Kişiye farklı bakış açısı, doğru ve hızlı karar alabilme, etkin iletişim kurabilme gibi faydalar sağlayarak özgüven açısından destek olan koçluk mesleği, Türkiye’de en çok yönetici, liderlik ve kariyer alanlarına odaklanıyor. Bu oran %65 civarında seyrediyor.
Bu verinin de yer aldığı Estima araştırması sonucunda Naci Demiral’a göre, “Sorumlu olduğu sistemi harekete geçiren ve sistemin üyelerinin tutkularını ateşleyebilen liderler süreci sürdürebilir kılarlar. Neden bu kadar etkili olduklarına baktığımızda, vizyonlarının, güçlü stratejilerinin ve yaratıcı fikirlerinin yanı sıra güçlü duygulara sahip olarak ve birlikte çalıştığı kişilerin duygularını da olumlu etkileyecek bir tarzı ortaya koyduklarını görürüz. Ancak bu şekilde, duyguların olumlu bir şekilde yönlendirebildiği oranda, sistemin gerçek potansiyeli ortaya çıkabilir ve sistem maksimum performansa ulaşabilir.
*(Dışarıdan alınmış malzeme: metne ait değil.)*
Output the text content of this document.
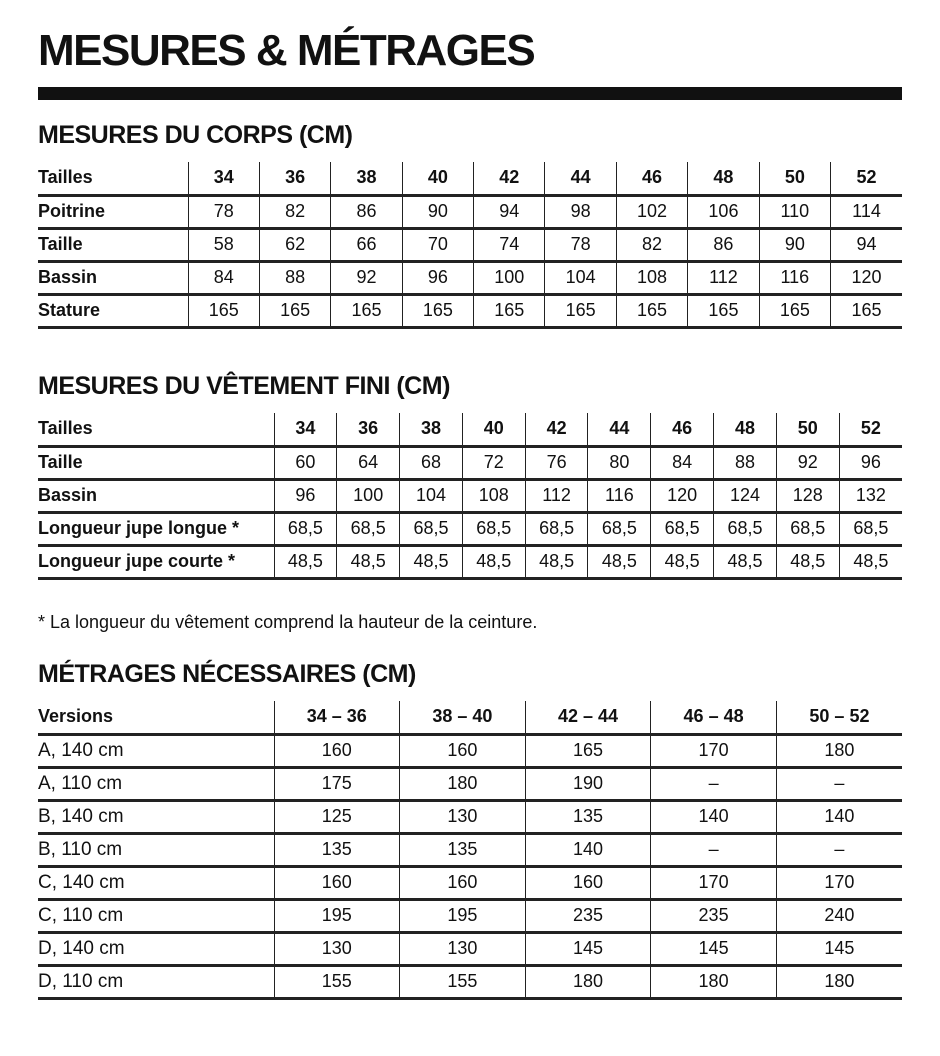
MESURES & MÉTRAGES
MESURES DU CORPS (CM)
Tailles	34	36	38	40	42	44	46	48	50	52
Poitrine	78	82	86	90	94	98	102	106	110	114
Taille	58	62	66	70	74	78	82	86	90	94
Bassin	84	88	92	96	100	104	108	112	116	120
Stature	165	165	165	165	165	165	165	165	165	165
MESURES DU VÊTEMENT FINI (CM)
Tailles	34	36	38	40	42	44	46	48	50	52
Taille	60	64	68	72	76	80	84	88	92	96
Bassin	96	100	104	108	112	116	120	124	128	132
Longueur jupe longue *	68,5	68,5	68,5	68,5	68,5	68,5	68,5	68,5	68,5	68,5
Longueur jupe courte *	48,5	48,5	48,5	48,5	48,5	48,5	48,5	48,5	48,5	48,5

* La longueur du vêtement comprend la hauteur de la ceinture.

MÉTRAGES NÉCESSAIRES (CM)
Versions	34 – 36	38 – 40	42 – 44	46 – 48	50 – 52
A, 140 cm	160	160	165	170	180
A, 110 cm	175	180	190	–	–
B, 140 cm	125	130	135	140	140
B, 110 cm	135	135	140	–	–
C, 140 cm	160	160	160	170	170
C, 110 cm	195	195	235	235	240
D, 140 cm	130	130	145	145	145
D, 110 cm	155	155	180	180	180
Çünkü duygu ve düşüncenin birlikte ve bir bütün olarak geliştiği noktada kişiler “gerçekten” harekete geçme isteği duyar ve motive olur, böylece süreklilik doğal olarak gerçekleşmiş olur”
Özete, önümüzdeki yıllarda profesyonel koçluk farklı sosyo – ekonomik seviyelerdeki insanların tercih edebileceği bir hizmet halini alacak. Meslek gözetmeksizin ve çok yaygın olarak, çok sayıda insan bir koçla çalışmaya başlayacak.